Dataset for: Individualized Quantification of the Benefit from Reperfusion Therapy using Stroke Predictive Models

Purpose: Recent imaging developments have shown the potential of voxel-based models in assessing infarct growth after stroke. Many models have been proposed but their relevance in predicting the benefit of a reperfusion therapy remains unclear. We searched for a predictive model whose volumetric predictions would identify stroke patients who are to benefit from tissue Plasminogen Activator (t-PA)-induced reperfusion. Material and Methods: Forty-five cases were used to study retrospectively stroke progression from admission to end of follow-up. Predictive approaches based on various statistical models, predictive variables, and spatial filtering methods were compared.
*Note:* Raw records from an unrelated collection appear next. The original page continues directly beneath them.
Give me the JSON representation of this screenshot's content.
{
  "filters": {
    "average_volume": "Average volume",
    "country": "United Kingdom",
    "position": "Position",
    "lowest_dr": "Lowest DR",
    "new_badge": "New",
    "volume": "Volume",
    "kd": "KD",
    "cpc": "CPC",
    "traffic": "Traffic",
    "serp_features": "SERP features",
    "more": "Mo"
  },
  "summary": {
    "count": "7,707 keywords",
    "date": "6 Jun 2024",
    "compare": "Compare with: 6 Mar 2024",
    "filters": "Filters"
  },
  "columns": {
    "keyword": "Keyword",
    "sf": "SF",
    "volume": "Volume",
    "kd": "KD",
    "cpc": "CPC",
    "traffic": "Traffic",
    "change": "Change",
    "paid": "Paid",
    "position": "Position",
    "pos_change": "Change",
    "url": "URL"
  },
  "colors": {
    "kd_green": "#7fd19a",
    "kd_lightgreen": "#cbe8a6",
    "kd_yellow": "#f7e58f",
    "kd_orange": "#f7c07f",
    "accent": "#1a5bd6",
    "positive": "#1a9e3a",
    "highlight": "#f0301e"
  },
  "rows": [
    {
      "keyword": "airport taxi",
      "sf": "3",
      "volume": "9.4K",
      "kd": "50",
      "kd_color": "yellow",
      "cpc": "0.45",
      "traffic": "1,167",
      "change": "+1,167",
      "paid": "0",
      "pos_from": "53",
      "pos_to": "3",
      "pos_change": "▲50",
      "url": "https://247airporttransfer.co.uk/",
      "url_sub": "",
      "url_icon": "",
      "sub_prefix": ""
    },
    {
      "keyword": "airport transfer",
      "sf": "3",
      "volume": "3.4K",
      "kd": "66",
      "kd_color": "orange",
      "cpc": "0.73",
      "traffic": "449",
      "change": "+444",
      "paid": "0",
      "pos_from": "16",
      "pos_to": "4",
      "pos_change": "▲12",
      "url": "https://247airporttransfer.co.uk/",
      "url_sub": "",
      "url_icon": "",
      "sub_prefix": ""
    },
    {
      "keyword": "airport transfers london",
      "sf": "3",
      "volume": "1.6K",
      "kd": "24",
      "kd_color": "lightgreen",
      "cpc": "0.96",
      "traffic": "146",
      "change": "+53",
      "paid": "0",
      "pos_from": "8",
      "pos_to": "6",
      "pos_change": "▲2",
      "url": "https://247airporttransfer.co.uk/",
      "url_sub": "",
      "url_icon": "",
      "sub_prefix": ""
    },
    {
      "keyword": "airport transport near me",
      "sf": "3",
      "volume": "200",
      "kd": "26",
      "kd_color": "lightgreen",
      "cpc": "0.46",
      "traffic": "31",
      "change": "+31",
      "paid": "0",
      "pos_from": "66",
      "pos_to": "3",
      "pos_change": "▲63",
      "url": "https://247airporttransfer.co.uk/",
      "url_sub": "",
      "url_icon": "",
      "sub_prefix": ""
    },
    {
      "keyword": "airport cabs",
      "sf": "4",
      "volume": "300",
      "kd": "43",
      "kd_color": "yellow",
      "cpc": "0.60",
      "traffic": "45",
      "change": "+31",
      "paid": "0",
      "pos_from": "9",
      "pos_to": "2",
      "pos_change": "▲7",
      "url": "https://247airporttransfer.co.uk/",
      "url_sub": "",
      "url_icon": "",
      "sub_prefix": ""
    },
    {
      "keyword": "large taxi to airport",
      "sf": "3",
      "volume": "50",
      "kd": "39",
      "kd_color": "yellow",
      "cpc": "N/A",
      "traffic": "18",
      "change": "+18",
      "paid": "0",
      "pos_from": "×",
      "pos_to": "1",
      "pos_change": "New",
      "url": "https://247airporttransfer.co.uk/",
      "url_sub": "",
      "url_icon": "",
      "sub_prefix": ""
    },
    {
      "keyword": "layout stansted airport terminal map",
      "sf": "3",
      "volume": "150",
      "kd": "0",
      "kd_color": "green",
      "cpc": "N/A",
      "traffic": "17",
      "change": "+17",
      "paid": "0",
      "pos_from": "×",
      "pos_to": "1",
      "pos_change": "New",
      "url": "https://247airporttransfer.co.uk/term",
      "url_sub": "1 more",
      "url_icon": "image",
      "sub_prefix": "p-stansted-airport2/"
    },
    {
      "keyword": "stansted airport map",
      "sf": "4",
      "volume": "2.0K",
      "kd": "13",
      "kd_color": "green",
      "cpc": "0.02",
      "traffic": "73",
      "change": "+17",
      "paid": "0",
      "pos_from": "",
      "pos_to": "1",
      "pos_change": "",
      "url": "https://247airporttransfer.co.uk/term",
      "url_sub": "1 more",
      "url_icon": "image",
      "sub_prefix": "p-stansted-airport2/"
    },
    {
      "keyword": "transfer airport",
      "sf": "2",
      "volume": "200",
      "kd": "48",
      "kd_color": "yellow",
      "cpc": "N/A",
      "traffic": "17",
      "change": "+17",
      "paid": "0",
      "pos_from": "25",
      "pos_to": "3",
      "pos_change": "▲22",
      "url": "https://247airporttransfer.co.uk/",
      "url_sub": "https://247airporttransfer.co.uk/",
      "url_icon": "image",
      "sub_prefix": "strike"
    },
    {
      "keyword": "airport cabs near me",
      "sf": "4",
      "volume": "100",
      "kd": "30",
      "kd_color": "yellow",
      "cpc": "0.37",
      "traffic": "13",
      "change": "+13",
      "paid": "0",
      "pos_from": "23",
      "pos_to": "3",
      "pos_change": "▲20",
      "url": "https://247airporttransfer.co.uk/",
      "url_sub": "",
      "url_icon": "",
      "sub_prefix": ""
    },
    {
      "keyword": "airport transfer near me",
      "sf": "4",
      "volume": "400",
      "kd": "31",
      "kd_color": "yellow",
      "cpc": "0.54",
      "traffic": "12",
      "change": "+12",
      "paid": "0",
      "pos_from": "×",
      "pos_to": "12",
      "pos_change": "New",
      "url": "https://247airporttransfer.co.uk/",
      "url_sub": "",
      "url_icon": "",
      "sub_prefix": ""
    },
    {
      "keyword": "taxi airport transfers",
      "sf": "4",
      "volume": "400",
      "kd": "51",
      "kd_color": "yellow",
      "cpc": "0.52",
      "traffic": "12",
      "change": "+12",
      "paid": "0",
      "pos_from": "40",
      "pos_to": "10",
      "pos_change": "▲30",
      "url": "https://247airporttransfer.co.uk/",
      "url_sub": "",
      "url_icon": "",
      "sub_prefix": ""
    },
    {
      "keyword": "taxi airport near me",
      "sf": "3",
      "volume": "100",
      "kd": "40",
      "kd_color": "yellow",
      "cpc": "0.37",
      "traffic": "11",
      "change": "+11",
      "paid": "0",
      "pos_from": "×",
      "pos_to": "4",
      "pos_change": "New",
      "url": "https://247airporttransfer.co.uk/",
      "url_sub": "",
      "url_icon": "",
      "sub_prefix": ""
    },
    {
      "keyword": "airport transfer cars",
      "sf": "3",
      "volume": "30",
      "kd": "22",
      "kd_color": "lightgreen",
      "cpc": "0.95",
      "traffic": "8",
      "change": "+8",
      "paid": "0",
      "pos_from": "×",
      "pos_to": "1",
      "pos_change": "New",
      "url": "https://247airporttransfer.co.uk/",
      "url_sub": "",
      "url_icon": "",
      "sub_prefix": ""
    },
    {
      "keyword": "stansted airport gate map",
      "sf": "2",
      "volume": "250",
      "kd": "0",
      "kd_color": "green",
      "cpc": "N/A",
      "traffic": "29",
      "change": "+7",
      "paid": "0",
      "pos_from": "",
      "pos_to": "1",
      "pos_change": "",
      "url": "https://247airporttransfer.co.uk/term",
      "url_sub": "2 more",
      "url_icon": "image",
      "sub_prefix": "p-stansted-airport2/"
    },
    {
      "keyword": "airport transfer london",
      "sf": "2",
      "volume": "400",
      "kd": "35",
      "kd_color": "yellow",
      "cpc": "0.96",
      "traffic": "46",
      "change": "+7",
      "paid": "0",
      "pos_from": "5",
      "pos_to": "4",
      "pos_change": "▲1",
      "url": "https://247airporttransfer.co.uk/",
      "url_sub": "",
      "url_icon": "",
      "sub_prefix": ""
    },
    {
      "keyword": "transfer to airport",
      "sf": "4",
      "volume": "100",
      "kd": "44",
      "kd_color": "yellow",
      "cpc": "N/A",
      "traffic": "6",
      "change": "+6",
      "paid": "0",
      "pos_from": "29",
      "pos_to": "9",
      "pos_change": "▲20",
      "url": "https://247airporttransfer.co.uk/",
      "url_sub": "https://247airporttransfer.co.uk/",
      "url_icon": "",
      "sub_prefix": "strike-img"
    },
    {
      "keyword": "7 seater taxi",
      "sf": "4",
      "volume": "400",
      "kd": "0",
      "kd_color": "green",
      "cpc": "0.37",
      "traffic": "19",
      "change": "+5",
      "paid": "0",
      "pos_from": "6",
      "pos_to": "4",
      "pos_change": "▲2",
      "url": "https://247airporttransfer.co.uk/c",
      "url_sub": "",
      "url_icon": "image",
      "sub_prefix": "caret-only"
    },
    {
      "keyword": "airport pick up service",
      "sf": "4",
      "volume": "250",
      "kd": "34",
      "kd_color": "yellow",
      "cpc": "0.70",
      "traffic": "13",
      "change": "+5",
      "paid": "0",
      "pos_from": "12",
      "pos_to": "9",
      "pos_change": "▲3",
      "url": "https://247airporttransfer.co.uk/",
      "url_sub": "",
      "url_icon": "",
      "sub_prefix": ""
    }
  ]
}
The optimal approach was chosen according to the area under the precision-recall curve (AUPRC). The final lesion volume was then predicted assuming that the patient would or would not reperfuse. Patients with an acute lesion of ≤50 mL and a predicted reduction in presence of reperfusion >6 mL, and >25% of the acute lesion were classified as responders. Results: The optimal model was a logistic regression using the voxel distance to the acute lesion, the volume of the acute lesion, and Gaussian-filtered MRI contrast parameters as predictive variables. The predictions gave a median AUPRC of 0.655, a median AUC of 0.976, and a median volumetric error of 8.29mL. Nineteen patients matched the responder profile. A non-significant trend of improved reduction in NIHSS score (-42.8%, p=0.09) and in lesion volume (-78.1%, p=0.21) following reperfusion was observed for responder patients. Conclusion: Despite limited volumetric accuracy, predictive stroke models can be used to quantify the benefit of reperfusion therapies.